Hey, it’s 2013! The last few months had more than a few highlights. Lots of music by composers who are currently alive and lots of messing around with concert formats by me and others. Some examples:
KWS Intersections – we played Penelope by Sarah Kirkland Snyder, and sung by Shara Worden. What a piece! It’s about mental illness, war, loss, alienation, hope, anger, redemption … you know, the BIG STUFF. It seamlessly combines rock and classical idioms into a piece with real emotional depth. Every orchestra should play this piece right now.

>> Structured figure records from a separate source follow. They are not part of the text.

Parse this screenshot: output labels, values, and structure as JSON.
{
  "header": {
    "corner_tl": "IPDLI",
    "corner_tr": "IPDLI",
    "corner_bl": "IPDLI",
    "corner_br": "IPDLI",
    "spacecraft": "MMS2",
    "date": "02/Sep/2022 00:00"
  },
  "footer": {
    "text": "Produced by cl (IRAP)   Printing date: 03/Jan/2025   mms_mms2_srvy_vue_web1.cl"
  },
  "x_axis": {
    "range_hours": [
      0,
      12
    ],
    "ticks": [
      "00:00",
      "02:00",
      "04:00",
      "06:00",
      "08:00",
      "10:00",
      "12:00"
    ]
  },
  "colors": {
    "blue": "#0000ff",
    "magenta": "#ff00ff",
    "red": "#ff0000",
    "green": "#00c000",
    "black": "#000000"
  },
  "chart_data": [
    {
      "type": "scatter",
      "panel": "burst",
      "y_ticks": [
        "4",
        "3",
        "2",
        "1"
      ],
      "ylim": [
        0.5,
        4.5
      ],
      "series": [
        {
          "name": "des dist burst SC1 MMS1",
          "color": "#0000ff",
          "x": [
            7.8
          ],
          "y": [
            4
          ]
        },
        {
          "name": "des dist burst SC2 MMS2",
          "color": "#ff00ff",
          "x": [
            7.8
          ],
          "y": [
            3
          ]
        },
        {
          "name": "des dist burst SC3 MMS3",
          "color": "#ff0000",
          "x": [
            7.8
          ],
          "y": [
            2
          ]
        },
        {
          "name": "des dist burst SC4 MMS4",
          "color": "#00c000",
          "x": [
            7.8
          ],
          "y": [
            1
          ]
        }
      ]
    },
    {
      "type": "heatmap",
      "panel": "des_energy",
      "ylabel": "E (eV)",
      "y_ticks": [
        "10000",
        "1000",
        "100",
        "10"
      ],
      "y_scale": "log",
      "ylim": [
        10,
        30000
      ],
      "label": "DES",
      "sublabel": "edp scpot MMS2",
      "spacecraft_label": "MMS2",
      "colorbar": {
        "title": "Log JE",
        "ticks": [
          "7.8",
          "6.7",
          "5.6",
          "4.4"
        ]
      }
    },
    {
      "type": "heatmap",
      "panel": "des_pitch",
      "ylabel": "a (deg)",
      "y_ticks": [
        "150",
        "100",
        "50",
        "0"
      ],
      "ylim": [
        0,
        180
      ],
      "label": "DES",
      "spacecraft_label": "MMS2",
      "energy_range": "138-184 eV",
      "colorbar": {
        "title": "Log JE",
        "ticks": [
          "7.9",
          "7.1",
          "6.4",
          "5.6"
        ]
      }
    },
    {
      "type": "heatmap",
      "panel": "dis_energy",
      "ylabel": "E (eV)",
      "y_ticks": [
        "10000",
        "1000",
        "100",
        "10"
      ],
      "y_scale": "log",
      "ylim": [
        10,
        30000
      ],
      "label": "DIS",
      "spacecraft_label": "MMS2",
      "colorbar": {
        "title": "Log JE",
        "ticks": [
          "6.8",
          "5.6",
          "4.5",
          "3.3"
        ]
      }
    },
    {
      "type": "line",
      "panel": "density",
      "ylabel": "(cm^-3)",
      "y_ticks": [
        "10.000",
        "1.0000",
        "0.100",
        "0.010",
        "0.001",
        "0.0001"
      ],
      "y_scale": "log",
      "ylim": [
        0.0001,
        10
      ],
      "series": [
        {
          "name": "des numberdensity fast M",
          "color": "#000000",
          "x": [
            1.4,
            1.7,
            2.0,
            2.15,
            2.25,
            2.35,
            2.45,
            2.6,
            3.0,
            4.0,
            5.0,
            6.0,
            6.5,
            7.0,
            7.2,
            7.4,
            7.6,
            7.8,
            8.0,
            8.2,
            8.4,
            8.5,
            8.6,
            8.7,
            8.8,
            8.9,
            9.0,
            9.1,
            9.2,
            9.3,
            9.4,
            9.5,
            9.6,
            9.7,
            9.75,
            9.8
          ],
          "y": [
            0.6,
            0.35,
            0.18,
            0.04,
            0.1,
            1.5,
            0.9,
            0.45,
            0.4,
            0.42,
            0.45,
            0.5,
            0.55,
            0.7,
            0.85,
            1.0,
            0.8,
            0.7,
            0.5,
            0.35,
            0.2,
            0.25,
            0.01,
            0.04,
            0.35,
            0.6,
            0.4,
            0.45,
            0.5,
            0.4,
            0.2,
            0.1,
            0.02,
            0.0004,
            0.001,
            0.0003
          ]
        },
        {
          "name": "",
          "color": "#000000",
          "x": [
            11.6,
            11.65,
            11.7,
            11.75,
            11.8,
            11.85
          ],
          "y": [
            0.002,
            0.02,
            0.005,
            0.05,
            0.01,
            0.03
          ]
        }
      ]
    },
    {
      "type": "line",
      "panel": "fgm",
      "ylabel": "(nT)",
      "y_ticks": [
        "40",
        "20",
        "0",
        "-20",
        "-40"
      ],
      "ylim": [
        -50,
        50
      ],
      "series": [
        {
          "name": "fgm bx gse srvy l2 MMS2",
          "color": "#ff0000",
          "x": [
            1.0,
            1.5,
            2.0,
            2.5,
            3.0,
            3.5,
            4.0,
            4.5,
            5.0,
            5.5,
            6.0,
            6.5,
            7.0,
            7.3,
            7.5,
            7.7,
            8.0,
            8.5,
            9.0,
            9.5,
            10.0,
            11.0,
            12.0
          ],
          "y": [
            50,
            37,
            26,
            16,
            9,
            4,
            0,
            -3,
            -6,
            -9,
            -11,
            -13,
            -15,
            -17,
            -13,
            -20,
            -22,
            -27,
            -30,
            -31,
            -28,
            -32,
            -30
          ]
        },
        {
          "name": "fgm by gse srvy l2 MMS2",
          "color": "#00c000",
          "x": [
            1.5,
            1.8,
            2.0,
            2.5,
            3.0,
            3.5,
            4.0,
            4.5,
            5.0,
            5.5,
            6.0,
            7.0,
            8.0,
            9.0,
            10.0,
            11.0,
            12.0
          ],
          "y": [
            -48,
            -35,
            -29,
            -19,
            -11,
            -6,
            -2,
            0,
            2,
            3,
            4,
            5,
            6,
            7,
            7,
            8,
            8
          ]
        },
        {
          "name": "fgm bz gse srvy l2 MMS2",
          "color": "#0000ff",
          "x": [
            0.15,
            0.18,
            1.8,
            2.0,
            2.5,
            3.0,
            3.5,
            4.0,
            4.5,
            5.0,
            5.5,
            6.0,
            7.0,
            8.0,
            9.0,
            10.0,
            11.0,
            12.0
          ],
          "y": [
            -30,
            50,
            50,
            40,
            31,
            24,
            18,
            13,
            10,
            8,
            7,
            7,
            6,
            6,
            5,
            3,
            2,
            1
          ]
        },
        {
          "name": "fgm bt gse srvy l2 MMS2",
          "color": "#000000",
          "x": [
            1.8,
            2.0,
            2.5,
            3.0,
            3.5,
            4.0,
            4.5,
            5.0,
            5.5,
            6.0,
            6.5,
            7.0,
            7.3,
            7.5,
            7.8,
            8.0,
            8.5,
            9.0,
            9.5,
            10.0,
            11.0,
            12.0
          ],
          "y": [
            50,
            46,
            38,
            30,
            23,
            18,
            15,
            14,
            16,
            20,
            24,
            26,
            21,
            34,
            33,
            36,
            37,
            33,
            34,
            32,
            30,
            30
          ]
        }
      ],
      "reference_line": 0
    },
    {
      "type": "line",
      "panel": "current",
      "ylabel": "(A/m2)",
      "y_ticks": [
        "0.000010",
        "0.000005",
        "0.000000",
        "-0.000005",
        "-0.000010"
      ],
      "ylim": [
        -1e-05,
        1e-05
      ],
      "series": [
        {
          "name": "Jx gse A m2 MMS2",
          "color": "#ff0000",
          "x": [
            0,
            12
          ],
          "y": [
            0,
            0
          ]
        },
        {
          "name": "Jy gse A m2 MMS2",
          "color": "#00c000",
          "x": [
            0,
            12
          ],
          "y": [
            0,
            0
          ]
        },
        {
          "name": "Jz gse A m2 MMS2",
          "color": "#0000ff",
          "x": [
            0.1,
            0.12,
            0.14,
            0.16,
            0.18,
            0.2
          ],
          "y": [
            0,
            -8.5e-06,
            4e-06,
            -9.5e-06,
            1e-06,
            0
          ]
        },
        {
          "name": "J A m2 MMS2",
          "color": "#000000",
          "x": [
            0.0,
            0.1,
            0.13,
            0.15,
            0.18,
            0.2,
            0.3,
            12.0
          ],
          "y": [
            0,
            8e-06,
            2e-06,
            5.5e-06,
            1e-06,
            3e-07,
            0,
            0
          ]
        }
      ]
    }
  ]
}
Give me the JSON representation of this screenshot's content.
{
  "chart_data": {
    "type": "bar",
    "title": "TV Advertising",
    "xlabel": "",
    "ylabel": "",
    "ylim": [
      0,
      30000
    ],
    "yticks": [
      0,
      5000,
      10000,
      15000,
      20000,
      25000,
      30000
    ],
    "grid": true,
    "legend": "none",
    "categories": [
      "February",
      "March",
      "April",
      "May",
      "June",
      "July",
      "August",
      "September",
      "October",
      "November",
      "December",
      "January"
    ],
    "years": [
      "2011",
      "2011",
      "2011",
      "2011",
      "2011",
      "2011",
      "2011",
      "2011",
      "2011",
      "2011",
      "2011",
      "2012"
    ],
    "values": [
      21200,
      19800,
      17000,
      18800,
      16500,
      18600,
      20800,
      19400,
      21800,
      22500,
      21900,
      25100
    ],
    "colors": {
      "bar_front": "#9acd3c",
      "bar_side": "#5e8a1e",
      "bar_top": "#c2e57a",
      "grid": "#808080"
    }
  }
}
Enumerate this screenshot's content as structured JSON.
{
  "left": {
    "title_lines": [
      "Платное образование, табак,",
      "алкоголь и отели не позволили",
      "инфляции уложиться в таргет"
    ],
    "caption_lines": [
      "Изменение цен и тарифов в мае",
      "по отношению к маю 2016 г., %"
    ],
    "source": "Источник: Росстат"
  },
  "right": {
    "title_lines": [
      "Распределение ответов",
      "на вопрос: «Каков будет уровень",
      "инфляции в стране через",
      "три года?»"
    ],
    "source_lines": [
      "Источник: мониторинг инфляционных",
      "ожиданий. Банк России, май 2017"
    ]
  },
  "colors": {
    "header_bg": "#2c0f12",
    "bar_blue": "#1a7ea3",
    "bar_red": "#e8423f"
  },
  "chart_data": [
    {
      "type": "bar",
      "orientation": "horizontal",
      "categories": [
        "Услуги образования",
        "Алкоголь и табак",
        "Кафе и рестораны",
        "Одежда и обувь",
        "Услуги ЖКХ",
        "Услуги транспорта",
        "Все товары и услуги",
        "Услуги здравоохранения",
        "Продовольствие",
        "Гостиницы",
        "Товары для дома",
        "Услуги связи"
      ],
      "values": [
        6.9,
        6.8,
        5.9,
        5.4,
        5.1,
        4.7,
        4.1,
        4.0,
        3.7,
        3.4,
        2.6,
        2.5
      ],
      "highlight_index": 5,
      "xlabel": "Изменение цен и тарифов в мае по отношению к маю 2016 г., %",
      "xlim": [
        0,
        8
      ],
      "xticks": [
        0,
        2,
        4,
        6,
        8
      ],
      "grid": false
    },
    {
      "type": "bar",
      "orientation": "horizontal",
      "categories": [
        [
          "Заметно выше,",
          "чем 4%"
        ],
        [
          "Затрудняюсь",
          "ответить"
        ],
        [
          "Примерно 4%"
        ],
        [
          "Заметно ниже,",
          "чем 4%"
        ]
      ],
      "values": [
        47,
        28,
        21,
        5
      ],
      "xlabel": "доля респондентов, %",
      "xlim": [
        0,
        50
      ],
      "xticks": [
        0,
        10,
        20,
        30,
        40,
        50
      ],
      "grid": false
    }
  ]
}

concert:nova Cincinnati – HK Grubers Frankenstein!!, Antheil’s A Jazz Symphony, Hindemith’s Kammermusik No. 1 in the abandoned Emery Theatre, with a side cabaret performance at a supper club, and freaky slides commissioned especially for the concert. Awesome.
Chicago Symphony MusicNOW – Mason Bates and Anna Clyne have tweaked and finally perfected how they present music in this series. Specific lighting, stage moves, ambient music between pieces, video program notes and interviews (even when the composers are present), all make the music come alive in the frankly too-big Harris Theater. Bravo to the Chicago Symphony for investing in music and stagecraft.
River Oaks Chamber Orchestra – Alecia Lawyer and Co. in Houston start their concerts 6pm, with no intermission, and provide childcare! Yes, uncompromising artistry (my soloist was Paul Jacobs) can be combined with family-friendly accessibility. I’ve never seen anything like this. Maybe the most innovative orchestra in America.
KWS Mahler 5 – we put together spoken introduction to the piece with video and excerpts that made up the entire 20-min first half of the concert. It was all done completely in-house, lowest possible budget using Prezi presentation software. It was good! We didn’t say “we can’t do this, it’s too expensive.” We made it work.
NYC Ballet Nutcracker – Nothing new here. This has been the same since Balanchine created it in the 1950’s. But ritual can be good, and it’s important to remember if you’re going to change something, you’ve got to make it better.